Renault mantém confiança no motor de combustão interna até 2030, mas eletrificado!

O segmento automóvel está em constante mudança, pelo que, a cada ano somos confrontados com inovação da técnica, da tecnologia e do próprio propósito do automóvel particular. Aliás, aquilo que sugere Luca de Meo, Presidente Executivo do Grupo Renault é que a Renault passa “[…] de uma empresa de carros que trabalha com tecnologia para uma empresa de tecnologia que trabalha com carros, fazendo pelo menos 20% da sua receita a partir de serviços, tratamento de dados e comercialização de energia até 2030”.

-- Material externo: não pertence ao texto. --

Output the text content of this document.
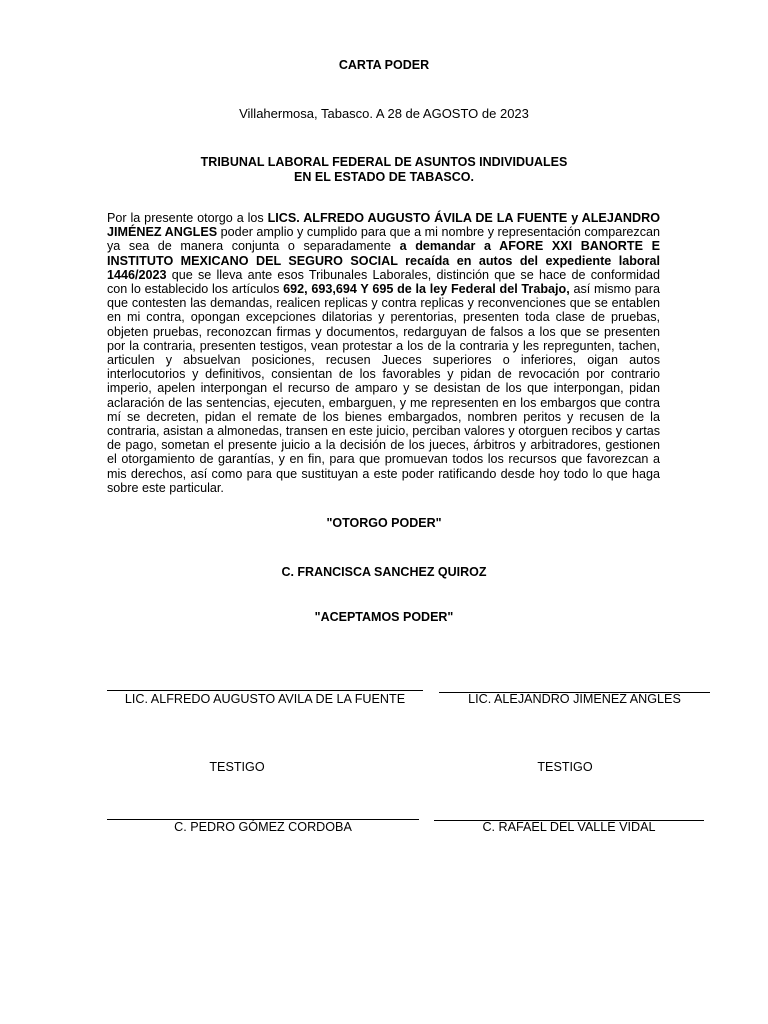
CARTA PODER
Villahermosa, Tabasco. A 28 de AGOSTO de 2023
TRIBUNAL LABORAL FEDERAL DE ASUNTOS INDIVIDUALES
EN EL ESTADO DE TABASCO.
Por la presente otorgo a los LICS. ALFREDO AUGUSTO ÁVILA DE LA FUENTE y ALEJANDRO JIMÉNEZ ANGLES poder amplio y cumplido para que a mi nombre y representación comparezcan ya sea de manera conjunta o separadamente a demandar a AFORE XXI BANORTE E INSTITUTO MEXICANO DEL SEGURO SOCIAL recaída en autos del expediente laboral 1446/2023 que se lleva ante esos Tribunales Laborales, distinción que se hace de conformidad con lo establecido los artículos 692, 693,694 Y 695 de la ley Federal del Trabajo, así mismo para que contesten las demandas, realicen replicas y contra replicas y reconvenciones que se entablen en mi contra, opongan excepciones dilatorias y perentorias, presenten toda clase de pruebas, objeten pruebas, reconozcan firmas y documentos, redarguyan de falsos a los que se presenten por la contraria, presenten testigos, vean protestar a los de la contraria y les repregunten, tachen, articulen y absuelvan posiciones, recusen Jueces superiores o inferiores, oigan autos interlocutorios y definitivos, consientan de los favorables y pidan de revocación por contrario imperio, apelen interpongan el recurso de amparo y se desistan de los que interpongan, pidan aclaración de las sentencias, ejecuten, embarguen, y me representen en los embargos que contra mí se decreten, pidan el remate de los bienes embargados, nombren peritos y recusen de la contraria, asistan a almonedas, transen en este juicio, perciban valores y otorguen recibos y cartas de pago, sometan el presente juicio a la decisión de los jueces, árbitros y arbitradores, gestionen el otorgamiento de garantías, y en fin, para que promuevan todos los recursos que favorezcan a mis derechos, así como para que sustituyan a este poder ratificando desde hoy todo lo que haga sobre este particular.
"OTORGO PODER"
C. FRANCISCA SANCHEZ QUIROZ
"ACEPTAMOS PODER"
LIC. ALFREDO AUGUSTO AVILA DE LA FUENTE	LIC. ALEJANDRO JIMENEZ ANGLES
TESTIGO	TESTIGO
C. PEDRO GÓMEZ CORDOBA	C. RAFAEL DEL VALLE VIDAL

Esta afirmação coincide com o discurso do Presidente durante a apresentação do plano de restruturação do Grupo — o Renaulution — que pretende abranger o horizonte de 2025 e 2030 através de uma transição energética menos agressiva e mais cautelosa, aproveitando os regulamentos europeus para as emissões de gases poluentes diretos que ditam o fim parcial do ICE (motor de combustão interna).

Ao contrário daquilo que tem vindo a acontecer com diversos fabricantes que procuram apostar drasticamente na eletrificação do parque automóvel, a Renault demonstrou interesse em reforçar a sua posição no mercado dos veículos híbridos, até agora fortemente dominados pela Toyota e Hyundai (maioritariamente), seguindo-se pela Kia, Mercedes-Benz, BMW e Mitsubishi.

O plano estratégico da Renault passa por introduzir 10 veículos totalmente elétricos de um total de 24 novos modelos de viaturas até 2025. Isto significa que quase 50% dos lançamentos da marca serão veículos totalmente elétricos até esse ano. Contudo, Luca de Meo não pretende impor uma data para o fim do motor de combustão interna — ao pretender que, além dos 30% de veículos elétricos (existentes), o restante parque automóvel seja veículos full-hybrid (híbrido que permite deslocação em modo elétrico, mas é somente carregado pelo motor) e híbrido plug-in — com vista a tornar a “marca mais verde” da Europa até 2025.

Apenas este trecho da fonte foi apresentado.